XXIII. Il ne faut admettre ni le mensonge par plaisanterie, ni celui par utilité.
Il reste deux genres de ceux qui s'excusent dans le mensonge ; les uns, qui disent mentir par plaisanterie ; les autres, faire de même pour l'utilité, étant donné qu'ils n'achèteraient ni ne vendraient bien sans recourir au mensonge. Les curés s'efforceront de détourner les uns et les autres de leur erreur. Et ils détourneront ces premiers du vice en enseignant combien l'usage du mensonge augmente dans ce genre l'habitude de pécher, et en leur inculquant qu'il faudra rendre compte de toute parole oiseuse ; ils réprimanderont plus acerbement ces derniers, dans l'excuse desquels se trouve leur propre accusation plus grave, puisqu'ils manifestent qu'ils ne donnent nullement foi et autorité à ces paroles de Dieu : « Cherchez d'abord le royaume de Dieu et sa justice, et toutes ces choses vous seront ajoutées. »
CHAPITRE X.
Du neuvième et du dixième Précepte.
Tu ne convoiteras pas la maison de ton prochain ; tu ne désireras pas sa femme, ni son serviteur, ni sa servante, ni son bœuf, ni son âne, ni rien de ce qui lui appartient.
I. Comment ce neuvième et ce dixième précepte semblent contenir les huit autres.

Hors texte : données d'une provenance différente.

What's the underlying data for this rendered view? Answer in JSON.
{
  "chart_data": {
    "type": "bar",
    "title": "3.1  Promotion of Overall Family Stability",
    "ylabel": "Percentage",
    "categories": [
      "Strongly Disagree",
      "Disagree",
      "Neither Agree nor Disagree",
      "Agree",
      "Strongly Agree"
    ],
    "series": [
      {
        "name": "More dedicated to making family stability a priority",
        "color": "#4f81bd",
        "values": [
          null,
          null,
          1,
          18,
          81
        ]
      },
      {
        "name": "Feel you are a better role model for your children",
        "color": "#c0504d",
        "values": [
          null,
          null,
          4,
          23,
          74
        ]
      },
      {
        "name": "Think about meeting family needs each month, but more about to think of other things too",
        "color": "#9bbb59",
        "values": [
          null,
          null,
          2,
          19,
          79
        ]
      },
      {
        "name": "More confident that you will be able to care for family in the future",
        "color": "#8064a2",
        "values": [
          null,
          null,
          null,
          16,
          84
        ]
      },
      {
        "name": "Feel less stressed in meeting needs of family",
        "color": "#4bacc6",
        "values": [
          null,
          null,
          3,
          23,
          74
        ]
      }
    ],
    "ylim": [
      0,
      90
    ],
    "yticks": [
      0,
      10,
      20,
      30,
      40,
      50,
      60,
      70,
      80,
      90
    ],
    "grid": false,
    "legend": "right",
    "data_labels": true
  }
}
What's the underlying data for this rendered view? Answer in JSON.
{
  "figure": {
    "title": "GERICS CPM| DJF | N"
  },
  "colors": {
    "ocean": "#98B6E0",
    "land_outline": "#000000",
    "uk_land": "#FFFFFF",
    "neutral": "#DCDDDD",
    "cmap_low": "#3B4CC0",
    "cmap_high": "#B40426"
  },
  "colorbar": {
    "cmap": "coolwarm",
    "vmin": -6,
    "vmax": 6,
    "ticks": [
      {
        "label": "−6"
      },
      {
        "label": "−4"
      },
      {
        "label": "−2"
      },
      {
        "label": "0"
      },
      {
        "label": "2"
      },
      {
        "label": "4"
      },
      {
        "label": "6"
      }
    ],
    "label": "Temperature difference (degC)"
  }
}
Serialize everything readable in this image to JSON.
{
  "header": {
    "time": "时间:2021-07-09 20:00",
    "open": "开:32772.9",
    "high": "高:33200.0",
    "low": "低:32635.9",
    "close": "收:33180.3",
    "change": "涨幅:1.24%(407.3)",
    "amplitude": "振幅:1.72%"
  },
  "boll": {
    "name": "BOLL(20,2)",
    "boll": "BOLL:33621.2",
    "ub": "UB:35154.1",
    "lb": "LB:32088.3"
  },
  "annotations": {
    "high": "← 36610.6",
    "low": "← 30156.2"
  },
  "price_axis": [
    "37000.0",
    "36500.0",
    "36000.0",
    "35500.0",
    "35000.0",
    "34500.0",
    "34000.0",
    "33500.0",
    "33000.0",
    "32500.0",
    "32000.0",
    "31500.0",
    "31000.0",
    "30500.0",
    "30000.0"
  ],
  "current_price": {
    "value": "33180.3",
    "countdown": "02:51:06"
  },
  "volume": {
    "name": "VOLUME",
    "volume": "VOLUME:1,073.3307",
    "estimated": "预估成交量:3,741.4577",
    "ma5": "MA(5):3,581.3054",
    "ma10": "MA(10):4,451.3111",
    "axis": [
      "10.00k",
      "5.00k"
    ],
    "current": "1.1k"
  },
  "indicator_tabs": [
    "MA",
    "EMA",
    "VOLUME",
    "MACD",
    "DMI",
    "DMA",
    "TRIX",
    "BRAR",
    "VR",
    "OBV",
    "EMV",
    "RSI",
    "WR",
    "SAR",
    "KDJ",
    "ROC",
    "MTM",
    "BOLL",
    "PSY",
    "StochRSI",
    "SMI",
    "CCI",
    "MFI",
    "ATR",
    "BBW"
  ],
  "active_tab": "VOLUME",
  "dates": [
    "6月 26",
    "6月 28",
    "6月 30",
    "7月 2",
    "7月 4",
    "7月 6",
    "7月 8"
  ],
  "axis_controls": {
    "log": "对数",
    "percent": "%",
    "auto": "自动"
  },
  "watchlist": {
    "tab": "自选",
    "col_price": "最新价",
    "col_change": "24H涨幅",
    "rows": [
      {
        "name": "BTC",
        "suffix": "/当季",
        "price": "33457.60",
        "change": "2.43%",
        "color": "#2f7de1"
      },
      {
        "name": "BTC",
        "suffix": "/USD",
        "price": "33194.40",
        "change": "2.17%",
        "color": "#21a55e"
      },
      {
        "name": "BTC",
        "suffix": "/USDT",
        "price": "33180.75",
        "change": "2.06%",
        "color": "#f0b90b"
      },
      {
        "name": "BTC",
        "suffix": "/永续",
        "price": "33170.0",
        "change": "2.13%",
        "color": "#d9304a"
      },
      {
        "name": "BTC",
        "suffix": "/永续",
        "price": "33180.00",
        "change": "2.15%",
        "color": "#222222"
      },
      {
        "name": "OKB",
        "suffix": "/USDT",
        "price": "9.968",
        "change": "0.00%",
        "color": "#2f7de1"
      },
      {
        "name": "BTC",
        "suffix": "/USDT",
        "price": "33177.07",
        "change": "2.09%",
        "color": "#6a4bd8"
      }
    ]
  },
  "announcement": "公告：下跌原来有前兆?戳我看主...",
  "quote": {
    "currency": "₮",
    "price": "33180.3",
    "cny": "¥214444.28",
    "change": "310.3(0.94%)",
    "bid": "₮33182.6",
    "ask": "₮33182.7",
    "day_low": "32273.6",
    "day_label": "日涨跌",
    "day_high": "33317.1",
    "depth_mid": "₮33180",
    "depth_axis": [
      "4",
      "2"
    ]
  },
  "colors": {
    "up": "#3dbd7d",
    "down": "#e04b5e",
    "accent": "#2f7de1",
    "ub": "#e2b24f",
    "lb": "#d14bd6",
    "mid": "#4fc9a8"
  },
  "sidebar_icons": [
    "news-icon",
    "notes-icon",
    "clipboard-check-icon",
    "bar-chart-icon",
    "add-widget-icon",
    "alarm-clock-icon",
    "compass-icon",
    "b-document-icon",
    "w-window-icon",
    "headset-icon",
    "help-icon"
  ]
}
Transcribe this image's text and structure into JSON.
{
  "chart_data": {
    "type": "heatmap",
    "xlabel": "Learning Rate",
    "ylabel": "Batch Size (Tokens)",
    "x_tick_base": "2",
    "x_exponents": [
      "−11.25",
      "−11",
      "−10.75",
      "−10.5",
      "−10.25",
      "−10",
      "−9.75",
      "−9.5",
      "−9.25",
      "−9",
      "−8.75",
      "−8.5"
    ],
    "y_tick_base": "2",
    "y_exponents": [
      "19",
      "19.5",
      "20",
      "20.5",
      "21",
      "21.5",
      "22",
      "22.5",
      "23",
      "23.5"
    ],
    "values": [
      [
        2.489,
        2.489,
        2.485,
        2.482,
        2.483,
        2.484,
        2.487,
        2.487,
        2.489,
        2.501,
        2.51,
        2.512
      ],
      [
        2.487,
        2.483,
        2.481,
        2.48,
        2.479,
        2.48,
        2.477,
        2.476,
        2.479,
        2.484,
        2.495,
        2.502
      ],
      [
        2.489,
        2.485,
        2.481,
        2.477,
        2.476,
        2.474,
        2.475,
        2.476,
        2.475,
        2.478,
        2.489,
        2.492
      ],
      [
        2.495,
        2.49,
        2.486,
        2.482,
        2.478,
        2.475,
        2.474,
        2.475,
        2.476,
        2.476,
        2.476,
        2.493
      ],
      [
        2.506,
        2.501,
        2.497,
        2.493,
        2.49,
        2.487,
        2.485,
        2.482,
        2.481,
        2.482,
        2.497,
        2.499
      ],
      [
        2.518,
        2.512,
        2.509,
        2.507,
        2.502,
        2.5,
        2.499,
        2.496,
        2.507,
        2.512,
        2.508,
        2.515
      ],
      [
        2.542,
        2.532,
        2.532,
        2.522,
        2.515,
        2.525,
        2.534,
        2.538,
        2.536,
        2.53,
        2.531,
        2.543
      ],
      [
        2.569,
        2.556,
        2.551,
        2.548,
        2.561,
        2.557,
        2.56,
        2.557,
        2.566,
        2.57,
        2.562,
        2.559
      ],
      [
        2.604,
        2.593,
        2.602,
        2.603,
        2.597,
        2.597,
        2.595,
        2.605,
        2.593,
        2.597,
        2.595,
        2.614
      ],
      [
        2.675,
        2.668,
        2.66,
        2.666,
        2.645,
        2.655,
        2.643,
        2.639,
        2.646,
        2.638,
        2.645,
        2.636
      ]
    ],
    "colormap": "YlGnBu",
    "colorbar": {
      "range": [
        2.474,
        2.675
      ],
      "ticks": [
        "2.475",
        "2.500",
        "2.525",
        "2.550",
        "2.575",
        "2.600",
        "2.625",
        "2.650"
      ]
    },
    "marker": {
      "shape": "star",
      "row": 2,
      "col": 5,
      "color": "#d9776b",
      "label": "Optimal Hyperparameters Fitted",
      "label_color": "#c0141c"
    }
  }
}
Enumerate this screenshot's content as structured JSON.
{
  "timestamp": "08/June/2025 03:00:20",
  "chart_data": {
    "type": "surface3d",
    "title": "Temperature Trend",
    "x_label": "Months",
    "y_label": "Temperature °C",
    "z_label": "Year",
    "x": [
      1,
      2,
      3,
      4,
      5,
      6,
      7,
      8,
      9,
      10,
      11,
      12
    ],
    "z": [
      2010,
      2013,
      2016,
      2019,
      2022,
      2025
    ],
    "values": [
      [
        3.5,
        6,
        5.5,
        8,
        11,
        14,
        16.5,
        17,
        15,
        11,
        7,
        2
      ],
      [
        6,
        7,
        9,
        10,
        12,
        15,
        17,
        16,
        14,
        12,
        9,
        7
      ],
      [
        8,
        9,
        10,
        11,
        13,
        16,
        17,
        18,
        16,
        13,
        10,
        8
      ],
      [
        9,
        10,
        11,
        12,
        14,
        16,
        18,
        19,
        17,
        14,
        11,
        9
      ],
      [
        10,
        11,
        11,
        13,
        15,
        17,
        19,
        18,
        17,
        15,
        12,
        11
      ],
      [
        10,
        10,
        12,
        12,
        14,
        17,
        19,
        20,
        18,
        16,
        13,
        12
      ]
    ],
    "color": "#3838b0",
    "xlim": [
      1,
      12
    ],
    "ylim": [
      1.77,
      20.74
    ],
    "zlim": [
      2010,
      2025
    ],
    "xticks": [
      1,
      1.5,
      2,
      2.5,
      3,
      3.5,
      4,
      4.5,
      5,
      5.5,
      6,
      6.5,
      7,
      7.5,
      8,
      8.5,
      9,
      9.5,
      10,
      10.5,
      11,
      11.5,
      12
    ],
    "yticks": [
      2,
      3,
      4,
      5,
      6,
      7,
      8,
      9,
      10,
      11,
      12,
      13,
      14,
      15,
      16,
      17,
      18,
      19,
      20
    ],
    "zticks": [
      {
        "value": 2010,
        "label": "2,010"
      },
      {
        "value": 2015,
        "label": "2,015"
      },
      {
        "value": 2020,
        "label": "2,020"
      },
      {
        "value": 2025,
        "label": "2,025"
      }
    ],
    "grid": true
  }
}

Dans ces deux préceptes, qui sont transmis en dernier lieu, il faut savoir ceci en premier, qu'est constituée en eux à peu près la raison par laquelle les autres préceptes sont observés. Car ce qui est prescrit par ces paroles vise à ce que, si quelqu'un s'efforce d'observer les commandements précédents de la loi, il tienne ceci pour très grand : ne pas convoiter ; puisque celui qui ne convoitera pas, content de ce qui est sien, ne désirera pas ce qui est à autrui, se réjouira des biens des autres, rendra gloire au Dieu immortel, lui rendra les plus grandes grâces, sanctifiera le sabbat, c'est-à-dire jouira d'un repos perpétuel, et vénérera les aînés, enfin ne lésera personne, ni en fait, ni en paroles, ni d'aucune autre manière. Car la souche et la semence de tous les maux est la convoitise dépravée, par laquelle ceux qui en sont enflammés sont emportés la tête la première dans tout genre de crimes et de scélératesses. Ces choses étant remarquées, le curé sera plus diligent dans ce qu'il doit enseigner par la suite, et les fidèles plus attentifs à l'écouter.
II. Comment ces deux préceptes diffèrent entre eux.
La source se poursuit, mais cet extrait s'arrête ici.